Although this departure is meant to be seen as inevitable, it also serves to resolve the tensions of the story and to hold out the olive branch of reconciliation. At the start of the film, Ed’s return from school is a daily ritual of reunion for the two boys, each released from his labors to share in the pleasure of friendship again. On this final day, they pass each other silently, heading in opposite directions along the dirt road that was the scene of that quotidian encounter.

But Ed is unable to leave his friend so bluntly and leaps into the ute he has had so much difficulty learning to drive. He overtakes Paddy; with few words between them, the two boys share common purpose one last time as Ed persuades Paddy to get in the truck and, with some coaching from the Aboriginal boy on how to ease out the clutch and move on without stalling, drives him the rest of the way into town. The boys part with a hug outside the boxing tent; Ed’s face fills with incipient tears as he throws his arms around Paddy’s back.

Although there is clearly an intent to provide the film with an ending that is uplifting and that leaves the viewer in a “feel-good” mood, I find that I’m ambivalent; indeed, I wonder whether there might be a subversive desire to induce that ambivalence in me. History tells us the ending is inevitable: blacks were forced out of farms and stations by the requirement that they be paid equal wages. (This element of the story is fully developed in parts of the plot line I’ve elided here–along with other crucial elements–in my attempt to spoil as little as possible of the exquisite storytelling that September contains.)

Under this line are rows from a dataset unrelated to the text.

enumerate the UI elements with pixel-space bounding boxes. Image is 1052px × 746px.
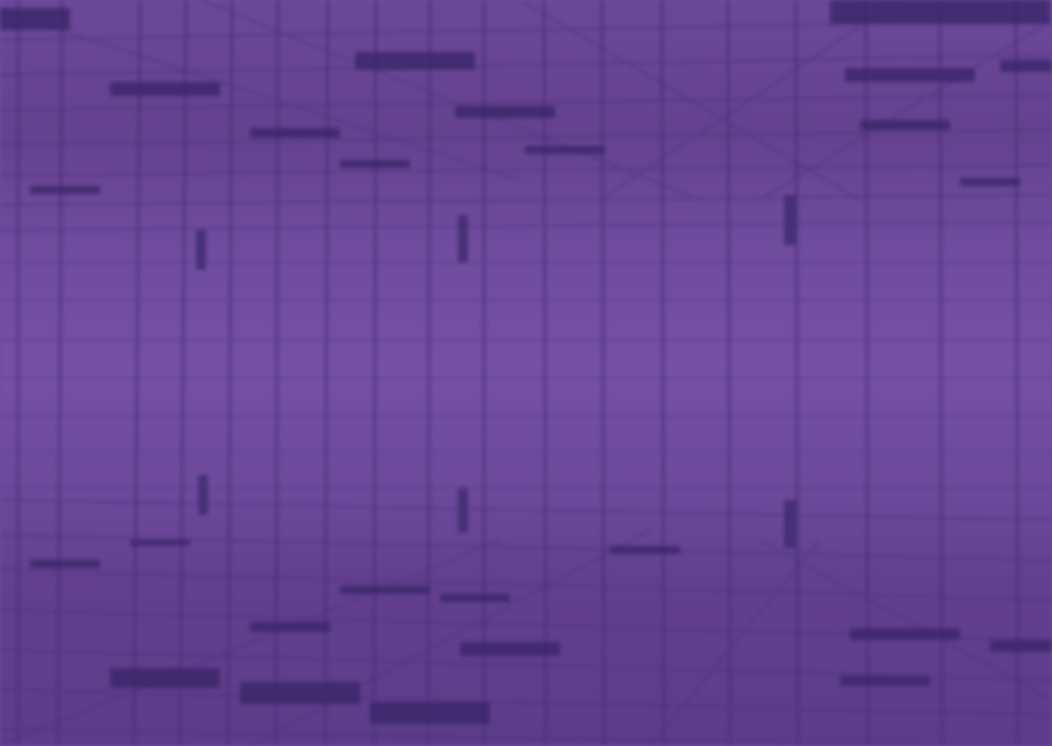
floor-grid [0,499,1052,746]
ceiling-grid [0,0,1052,231]
vertical-posts [196,195,796,548]
floor-slabs [30,540,1052,724]
wall-horizontal-lines [0,261,1052,489]
vertical-grid-lines [16,0,1020,746]
ceiling-slabs [0,0,1052,194]
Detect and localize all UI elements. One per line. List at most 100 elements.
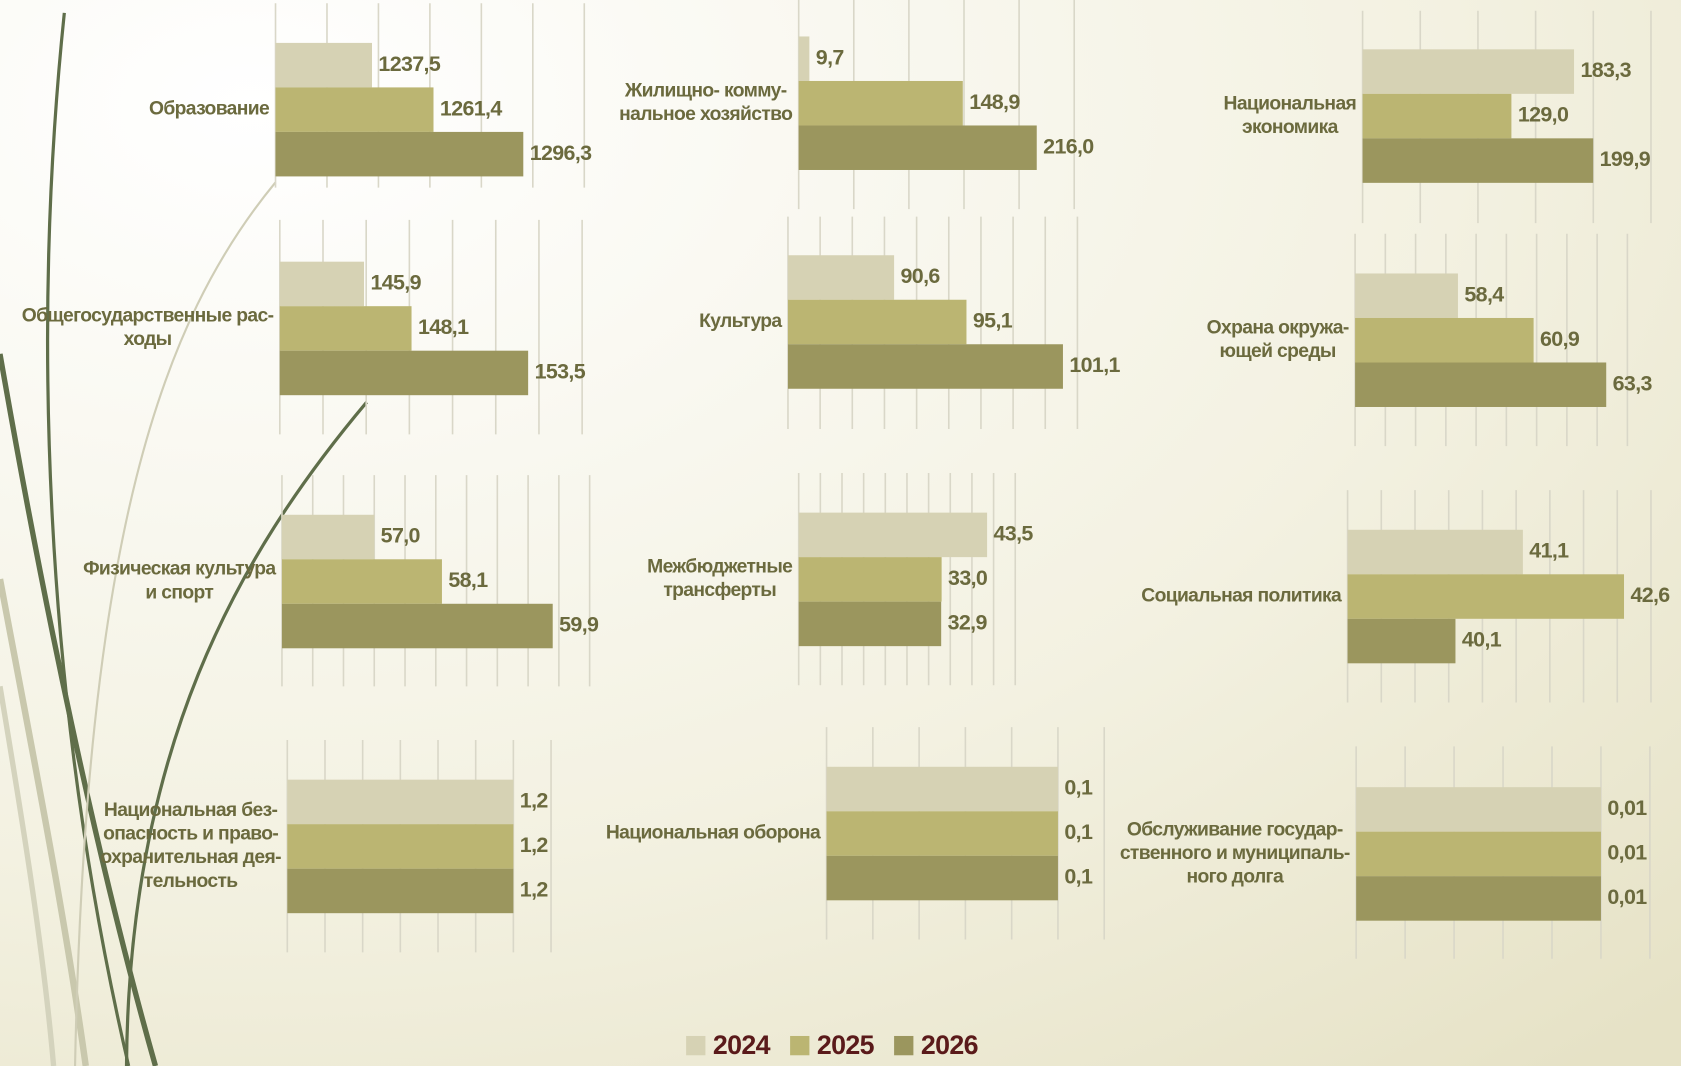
category-label: Национальная без-опасность и право-охран… [100,800,281,892]
category-label-line: Межбюджетные [647,557,793,578]
value-label: 40,1 [1462,628,1502,652]
bar [279,350,529,396]
bar [1355,273,1458,318]
value-label: 0,01 [1607,841,1647,865]
value-label: 199,9 [1600,147,1651,171]
legend-label: 2025 [817,1030,875,1060]
bar [798,512,988,558]
bar [275,131,524,177]
bar [1356,831,1601,877]
value-label: 60,9 [1540,327,1580,351]
value-label: 58,4 [1464,282,1504,306]
decoration [0,12,368,1066]
category-label: Культура [699,311,782,332]
legend: 2024 2025 2026 [686,1030,979,1060]
value-label: 1237,5 [378,52,440,76]
category-label: Национальная оборона [606,823,821,844]
category-label: Национальная экономика [1224,93,1357,138]
bar [1356,876,1601,921]
bar [279,306,412,351]
bar [275,42,373,88]
bar [279,261,365,307]
category-label: Общегосударственные рас-ходы [22,306,274,351]
category-label-line: Жилищно- комму- [624,81,787,102]
bar [1362,93,1512,139]
category-label-line: Физическая культура [83,559,276,580]
value-label: 0,1 [1064,865,1093,889]
mini-chart: 145,9 148,1 153,5 Общегосударственные рас-х… [22,219,586,435]
bar [281,559,442,604]
mini-chart: 58,4 60,9 63,3 Охрана окружа-ющей среды [1207,233,1653,447]
value-label: 216,0 [1043,134,1094,158]
category-label-line: опасность и право- [103,824,278,845]
mini-chart: 41,1 42,6 40,1 Социальная политика [1141,490,1671,703]
bar [1347,618,1456,664]
category-label-line: экономика [1242,117,1339,138]
bar [787,255,895,300]
legend-label: 2024 [713,1030,771,1060]
value-label: 129,0 [1518,103,1569,127]
mini-chart: 0,1 0,1 0,1 Национальная оборона [606,727,1106,940]
category-label-line: Национальная без- [104,800,278,821]
bar [798,557,942,602]
category-label-line: Национальная [1224,93,1357,114]
mini-chart: 1,2 1,2 1,2 Национальная без-опасность и пр… [100,739,552,953]
value-label: 63,3 [1613,371,1653,395]
value-label: 101,1 [1069,353,1120,377]
category-label-line: Национальная оборона [606,823,821,844]
value-label: 148,9 [969,90,1020,114]
legend-label: 2026 [921,1030,978,1060]
value-label: 0,1 [1064,776,1093,800]
mini-chart: 0,01 0,01 0,01 Обслуживание государ-ственно… [1120,746,1651,959]
mini-chart: 57,0 58,1 59,9 Физическая культура и спорт [83,475,600,687]
bar [798,36,810,81]
value-label: 32,9 [948,611,988,635]
value-label: 0,1 [1064,820,1093,844]
value-label: 33,0 [948,566,988,590]
category-label-line: Обслуживание государ- [1127,819,1343,840]
category-label-line: Охрана окружа- [1207,318,1349,339]
bar [1362,49,1575,94]
bar [826,766,1058,812]
bar [798,80,963,126]
category-label-line: охранительная дея- [100,847,281,868]
bar [798,125,1037,170]
bar [787,344,1063,389]
category-label-line: ного долга [1187,867,1284,888]
value-label: 58,1 [448,568,488,592]
category-label-line: нальное хозяйство [619,104,793,125]
bar [281,514,375,560]
mini-chart: 43,533,0 32,9 Межбюджетные трансферты [647,472,1034,686]
category-label-line: Культура [699,311,782,332]
bar [787,299,967,345]
category-label: Социальная политика [1141,586,1342,607]
legend-swatch [894,1035,914,1056]
value-label: 95,1 [973,309,1013,333]
value-label: 153,5 [535,360,586,384]
legend-swatch [686,1035,706,1056]
bar [1347,574,1625,619]
value-label: 90,6 [901,264,941,288]
value-label: 0,01 [1607,885,1647,909]
category-label-line: ходы [124,329,172,350]
value-label: 9,7 [816,45,844,69]
category-label: Физическая культура и спорт [83,559,276,604]
category-label: Межбюджетные трансферты [647,557,793,602]
bar [826,811,1058,856]
category-label: Жилищно- комму-нальное хозяйство [619,81,793,126]
value-label: 1296,3 [530,141,592,165]
category-label-line: ственного и муниципаль- [1120,843,1350,864]
value-label: 1,2 [520,789,549,813]
bar [1362,138,1594,183]
value-label: 145,9 [370,271,421,295]
bar [275,87,434,132]
value-label: 0,01 [1607,796,1647,820]
bar [287,868,514,914]
bar [1355,362,1607,407]
bar [287,824,514,869]
bar [1355,317,1534,363]
category-label-line: Общегосударственные рас- [22,306,274,327]
legend-swatch [790,1035,810,1056]
category-label-line: и спорт [145,582,213,603]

Do we rejoice in the endurance of the friendship, knowing that affection still burns in the boys’ hearts despite the pressures of history? Do we understand that both boys have lost something in the process of growing up, and yet retain something from their childhoods as well? Surely, the answer to both those questions is yes.

But their fates are ultimately unequal. For Ed there is this final moment of redemption, in which he learns that Paddy has been his true friend, and one who deserves his support, however he is able to give it. But in the end, Paddy’s lot is exile and homelessness, by far the harsher outcome. 

To give Castairs his due, I think we are meant to come to this realization in the end. No matter how touching our final view of Ed is, Paddy’s extended leave-taking is ultimately more heart-rending: his mother’s silent farewell, his reluctant leave-taking from his baby brother, his departure without seeing his father one last time. On that last count, Carstairs’s habitual indirection and oblique narration do not disguise the fact that it is Ed’s father who keeps Paddy’s father out in the fields as the boy leaves home, just as it is the farmer’s inability to afford the wages he ought to pay that breaks the families apart.

Ed’s parents deal with the problem of legislated wages and their inability to change the economics of work on the farm with a stoic refrain: “That’s just the way it is.” And so it was, and to some extent, so it remains today. September may try to disguise the fact for the modern moviegoer, but in the end the film recognizes that black people, finally and repeatedly, bear the heavier burden of change, even that which ostensibly benefits them.